Morocco celebrates huge Cannabis harvest – legally for the first time
Nearly a million people live in areas of northern Morocco where cannabis is the main economic activity.
Morocco’s first legal cannabis harvest was 294 metric tons in 2023, after the country approved its cultivation and export for medicine and industrial uses, the cannabis regulator has said said.
The harvest was made by 32 cooperatives that brought together 430 farmers covering 277 hectares in the northern Rif mountain areas of Al Houceima, Taounat and Chefchaouen, ANRAC claimed.
The United Nations drugs agency says about 47,000 hectares of the Rif are devoted to cannabis output, roughly a third of the amount in 2003 after government crackdowns.

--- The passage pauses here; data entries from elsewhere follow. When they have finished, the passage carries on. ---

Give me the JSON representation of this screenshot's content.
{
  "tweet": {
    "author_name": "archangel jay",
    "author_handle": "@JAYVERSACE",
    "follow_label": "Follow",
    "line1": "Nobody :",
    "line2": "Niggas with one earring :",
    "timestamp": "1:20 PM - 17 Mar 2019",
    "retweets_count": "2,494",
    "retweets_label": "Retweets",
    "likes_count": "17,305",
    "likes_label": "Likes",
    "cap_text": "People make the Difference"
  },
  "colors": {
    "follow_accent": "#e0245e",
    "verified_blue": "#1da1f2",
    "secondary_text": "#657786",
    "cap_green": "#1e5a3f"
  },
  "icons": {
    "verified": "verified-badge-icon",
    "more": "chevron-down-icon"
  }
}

This year, the regulator is examining applications by 1,500 farmers who organised themselves into 130 cooperatives, ANRAC said.
Cultivation of the local drought-enduring landrace, known as Beldia, began this month, it said.
Although Morocco is a major cannabis producer, officially cannabis use for recreational purposes is illegal. In practice, it is tolerated.
Nearly a million people live in areas of northern Morocco where cannabis is the main economic activity. It has been publicly grown and smoked there for generations, mixed with tobacco in traditional long-stemmed pipes with clay bowls.
The legalisation was intended to improve farmers’ incomes and protect them from drug traffickers who dominate the cannabis trade and export it illegally.
So far, two legal cannabis transformation units have been operating and two others are waiting for equipment, while 15 cannabis products are in the process of being authorised for medicinal use, ANRAC said.
Morocco is also seeking to tap into a growing global market for legal cannabis, and awarded 54 export permits last year.
It comes as Germany has joined the small group of countries and jurisdictions that have legalised cannabis.
The Bundestag passed a law allowing individuals and voluntary associations to grow and hold limited quantities of the drug.
The law passed by Chancellor Olaf Scholz’s ruling three-party coalition legalises cultivating up to three plants for private consumption and owning up to 25 grams of cannabis.
Larger-scale, but still non-commercial, cannabis production will be allowed for members of so-called cannabis clubs with no more than 500 members, all of whom must be adults. Only club members can consume their product.
“We have two goals: to crack down on the black market and improved protection of children and young people,” Health Minister Karl Lauterbach said at the start of a rowdy debate where the opposition accused him of promoting drug use.
“You are asserting in all seriousness that by legalising more drugs we will contain drug use among young people,” said Christian Democrat legislator Tino Sorge.
“That is the most stupid thing I’ve ever heard.”
Germany becomes the ninth country to legalise recreational use of the drug, which is also legal in some sub-national jurisdictions in the United States and Australia.